This isn’t the process you’re looking for

There was a fairly awesome pissing match between “Uncle” Bob Martin and, well, everyone, on Twitter today. Twitter isn’t a great venue for this kind of thing, because it’s hard to read and hard to make a solid point, but basically Bob suggested that you should do everything possible to make sure you have 100% test coverage. He was making the argument that this was the cheaper way to go for the long-term quality and maintainability of code (or at least, that’s what I interpreted it as, in 140 characters or less).

Absolutes annoy me. That’s why I posted this:

What you describe (re: 100%) is akin to being a modern congressman, ignoring the continuum of possibility for one extreme.

The insanity of absolutes is certainly not limited to politics. I see it all of the time with regard to process in software development. It’s a bit of an absolute paradox that there are some absolutes, like death (though Walt Disney and Elvis would tell you differently if you could find them), but they’re very rare.

I like test-driven development. I like test-“influenced” development even better. I tend to find that the more I refactor stuff, the fewer things a class does, the less likely I’ll feel that I need a test. I mean, how often do you end up having a method that ends up looking like this?

public void Foo(int id) {
   _someRepository.Foo(id);
}

I’m not going to write a test for that! OK, truthfully, I have written tests for that, but I don’t even like to own up to it. Every other method in the class may act on some piece of data, and you’ll end up with a method that just calls on one of its dependencies. But there are a lot of cases where it just doesn’t seem like writing a test adds value. There’s a point where there is little to no return on investment, and I think a good developer understands where that point is, so they can devote time and energy to a place where there is some ROI.

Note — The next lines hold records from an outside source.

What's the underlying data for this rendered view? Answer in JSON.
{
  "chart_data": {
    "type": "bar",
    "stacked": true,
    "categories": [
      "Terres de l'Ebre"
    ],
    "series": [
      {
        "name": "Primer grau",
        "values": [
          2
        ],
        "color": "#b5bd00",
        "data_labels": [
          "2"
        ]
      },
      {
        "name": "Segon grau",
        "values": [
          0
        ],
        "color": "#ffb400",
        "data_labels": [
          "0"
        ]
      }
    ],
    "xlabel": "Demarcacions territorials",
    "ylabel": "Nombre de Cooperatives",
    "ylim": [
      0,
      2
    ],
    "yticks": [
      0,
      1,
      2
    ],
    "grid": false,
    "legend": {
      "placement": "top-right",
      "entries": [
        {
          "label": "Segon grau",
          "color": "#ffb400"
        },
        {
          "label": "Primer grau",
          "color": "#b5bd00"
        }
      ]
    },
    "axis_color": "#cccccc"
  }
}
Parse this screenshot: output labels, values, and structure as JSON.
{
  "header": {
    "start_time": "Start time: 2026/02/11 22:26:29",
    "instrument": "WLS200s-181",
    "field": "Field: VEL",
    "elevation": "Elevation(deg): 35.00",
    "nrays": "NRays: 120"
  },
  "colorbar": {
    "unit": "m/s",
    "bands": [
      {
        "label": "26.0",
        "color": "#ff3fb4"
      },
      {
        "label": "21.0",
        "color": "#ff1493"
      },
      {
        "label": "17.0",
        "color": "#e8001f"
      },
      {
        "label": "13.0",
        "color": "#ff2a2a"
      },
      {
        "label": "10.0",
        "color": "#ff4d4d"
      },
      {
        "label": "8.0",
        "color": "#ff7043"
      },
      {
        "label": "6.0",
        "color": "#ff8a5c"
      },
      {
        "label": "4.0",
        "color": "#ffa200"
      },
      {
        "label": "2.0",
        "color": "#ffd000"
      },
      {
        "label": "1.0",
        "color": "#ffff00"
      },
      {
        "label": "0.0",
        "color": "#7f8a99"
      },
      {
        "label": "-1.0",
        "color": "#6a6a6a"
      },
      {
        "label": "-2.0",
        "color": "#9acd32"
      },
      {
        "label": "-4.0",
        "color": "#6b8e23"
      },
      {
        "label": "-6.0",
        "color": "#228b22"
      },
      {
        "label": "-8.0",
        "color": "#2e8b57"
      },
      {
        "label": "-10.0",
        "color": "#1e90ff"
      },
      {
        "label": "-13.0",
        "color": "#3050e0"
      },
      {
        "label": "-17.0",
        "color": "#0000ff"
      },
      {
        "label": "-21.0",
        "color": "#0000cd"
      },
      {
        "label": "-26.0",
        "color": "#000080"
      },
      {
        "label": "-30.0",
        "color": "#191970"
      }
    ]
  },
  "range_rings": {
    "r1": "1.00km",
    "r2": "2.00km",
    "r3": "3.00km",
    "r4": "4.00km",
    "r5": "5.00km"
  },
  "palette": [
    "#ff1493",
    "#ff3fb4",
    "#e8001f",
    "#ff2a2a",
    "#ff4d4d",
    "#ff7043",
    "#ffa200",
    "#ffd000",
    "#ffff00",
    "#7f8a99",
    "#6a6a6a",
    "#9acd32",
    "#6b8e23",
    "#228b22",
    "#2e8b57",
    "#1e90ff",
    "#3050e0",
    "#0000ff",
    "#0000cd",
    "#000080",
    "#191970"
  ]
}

I like to think about the process of software development, to the extent that I’m always asking how there can be less of it. I instinctively want to fight any time someone says you “must” do it a certain way. I can remember the first time I sat in with consultants from a firm specializing in agile development, while working at a major auto insurer with a spokesperson named “Flo.” I believed in most of what they had to say conceptually, but didn’t care for their insistence that some of our adaptations were wrong. I really thought we were making the process better, and even leaner, without sacrificing our results.

When I was interviewing for my new job, one of the interviewers, a dev lead, asked what the best way was to communicate “specs” to him and his team. It could have been a make-or-break question, because you never know if you’ll work with someone from the old school who insists on pages of documents that no one ever reads. But I still told him what I think: There’s a broad continuum of what the “right” level of detail looks like. Sticky notes and kanban boards are often more than enough to build software. Sometimes, you need very specific information that has to be broadly agreed upon, understood and well documented (think legal text, like copyright notices or a terms of service page). The only rule I make is that there should be as little documentation as possible.

It all seems like common sense, but business has evolved (devolved?) beyond it in some ways. Engaging in the right process for the situation, instead of being dogmatic about what you “must” do is counterproductive. One of the things I learned early on in coaching volleyball to teenage girls was that I couldn’t just push my system on them the same way every time. Different girls and social hierarchies respond to it differently, so I have to adapt it for every team. The same can be said for development methodologies.

Adapt your processes. Use only what you need. Avoid declaring absolutes.

1 Comment

  • 100% code coverage :)

    Some stuff you just know is never going to change and never going to break.

    The whole point of having rules that are supposed to help is knowing when to break them because you know they wont help.

    If you don't have the experience to know when it is safe to break a rule there is usually no harm (except wasted time) in following one like this to the letter. That is why people pay so much and set so much store in experience over knowledge, as the experienced developer gets things done quicker by knowing what to do, and just as important, what not to do.